You can't be what you can't see. Increased visibility has been the most prominent and largest improvement. We see increased diversity in models, influencer collaborations, ambassadors, channels, content, and language. Key emphasis has been put on ensuring that your brand is extending an open invitation for all to feel welcome and included. It shouldn't come down to whether it's profitable or not. But while on the subject, in 2019, Forbes reported that WOC (women of color) in the U.S. spent 80 % more money on cosmetics and twice as much on skincare than the general female market.
The inside counts, too
Closely related to the first point about marketing. Who is behind the camera? Who is developing the products? Who is making the decisions? Diversity starts in the board rooms. #blackouttuesday brought a highlight to companies' hiring policies. At the end of the day, a company's internal culture will always reflect externally. To make a genuine, long-lasting change, diversity needs to be considered both on the inside, and the outside. It's an advocate for inclusivity that will last longer than any marketing campaign.
Learning before earning
It's safe to say that there is a knowledge gap. A photographer needs to know how to set the lighting for different skin tones.
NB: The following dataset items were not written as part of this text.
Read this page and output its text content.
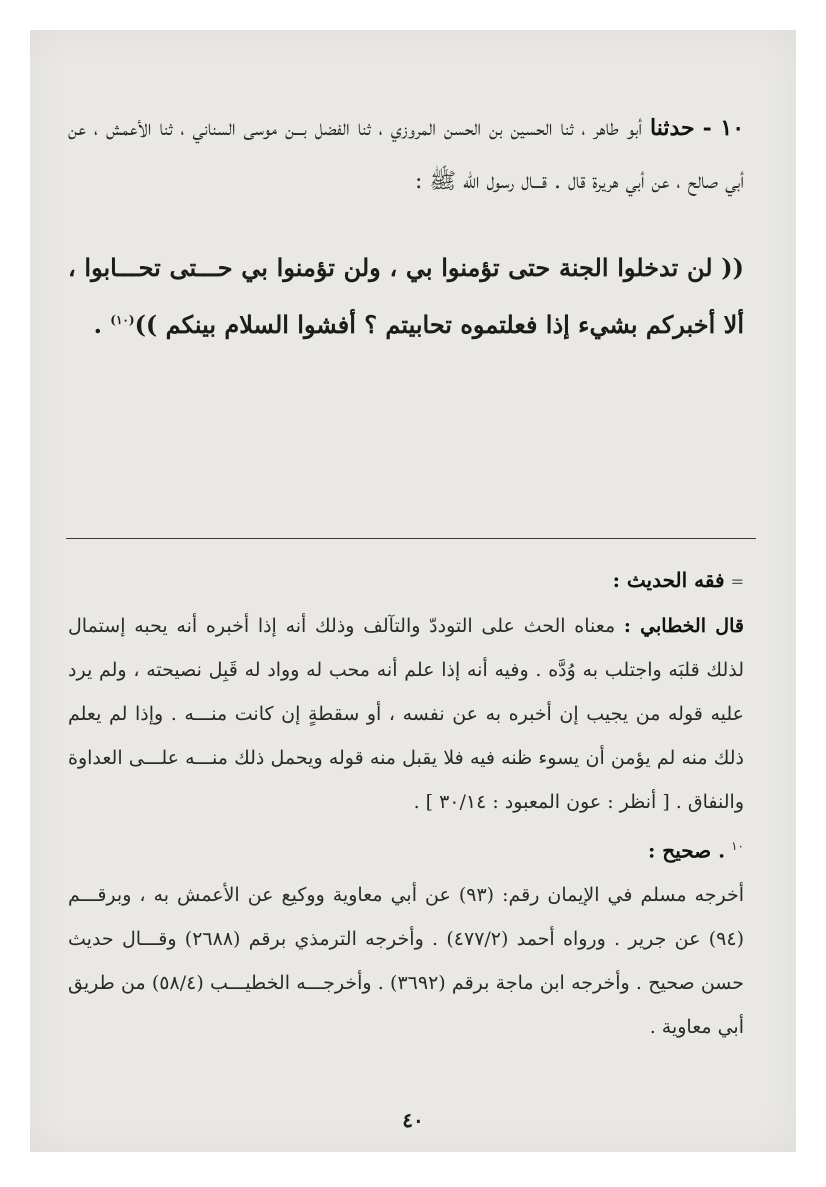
١٠ - حدثنا أبو طاهر ، ثنا الحسين بن الحسن المروزي ، ثنا الفضل بـــن موسى السناني ، ثنا الأعمش ، عن أبي صالح ، عن أبي هريرة قال . قـــال رسول الله ﷺ :

(( لن تدخلوا الجنة حتى تؤمنوا بي ، ولن تؤمنوا بي حـــتى تحـــابوا ، ألا أخبركم بشيء إذا فعلتموه تحابيتم ؟ أفشوا السلام بينكم ))$^{(١٠)}$ .

= فقه الحديث :

قال الخطابي : معناه الحث على التوددّ والتآلف وذلك أنه إذا أخبره أنه يحبه إستمال لذلك قلبَه واجتلب به وُدَّه . وفيه أنه إذا علم أنه محب له وواد له قَبِل نصيحته ، ولم يرد عليه قوله من يجيب إن أخبره به عن نفسه ، أو سقطةٍ إن كانت منـــه . وإذا لم يعلم ذلك منه لم يؤمن أن يسوء ظنه فيه فلا يقبل منه قوله ويحمل ذلك منـــه علـــى العداوة والنفاق . [ أنظر : عون المعبود : ٣٠/١٤ ] .

$^{١٠}$ . صحيح :

أخرجه مسلم في الإيمان رقم: (٩٣) عن أبي معاوية ووكيع عن الأعمش به ، وبرقـــم (٩٤) عن جرير . ورواه أحمد (٤٧٧/٢) . وأخرجه الترمذي برقم (٢٦٨٨) وقـــال حديث حسن صحيح . وأخرجه ابن ماجة برقم (٣٦٩٢) . وأخرجـــه الخطيـــب (٥٨/٤) من طريق أبي معاوية .

٤٠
Store clerks need broad expertise to guide a diverse consumer base. If you're interested in skincare, you know that we all have different needs. Brands need to be aware of the various challenges that may come with varying skin tones. Testing and developing new products should be just as inclusive as any other part of the business. Knowledge is key.
It’s no longer enough to represent diversity through campaigns; it has to be reflected on the inside as well.
Mona M. Ali
Editor of Diversity and Inclusion at Vogue Scandinavia and founder of Firii - a model and creative agency for people of color.
- Today, POC cannot find the beauty products they are looking for in just any store. We still have a long road ahead of us until we can fill the demand of those who spend about 80% more on cosmetics than the average consumer. We really aren’t living in a diverse society.
- It’s no longer enough to represent diversity through campaigns; it has to be reflected on the inside as well. Companies must start with hiring experts from diverse backgrounds with relevant experiences for each position of the organization. Another way forward is to support locals and black-owned businesses to help close the massive gap.
When I lived in the UK, I used to visit stores owned by men who sold products to WOC. They were often insulting and had ZERO experience. They knew we needed their products and that we would have to come back to their stores. I wished there had been some women who could understand and who could have helped me select the right products for my hair and skin.
To create innovation and further an industry, you need more diversity throughout the organization
Founder of Scandinavian fragrance house UNIFORM - innovating how to interact with perfume.
- Consumers within the skincare and beauty industry have gone from being overlooked to powerful with the platforms to provide greater knowledge, trust, and community -especially for people of color. By developing products targeting a diverse crowd instead of the previous “norm,” niche brands have been able to grab a larger market share with loyal customers who will follow and support them for a long time.
- Brands have started to understand the need to include a broader range of people in front of the camera, which is great. However, to create innovation and further an industry, you need more diversity throughout the organization, including the c-suite. And that has been statistically proven to work. It should be an essential part of any industry or business to look at their surroundings to see where they could find a new perspective or insight about their product or company. Eventually, this would result in increased revenue, creating new industry standards making diversity inevitable for a company that wishes to survive.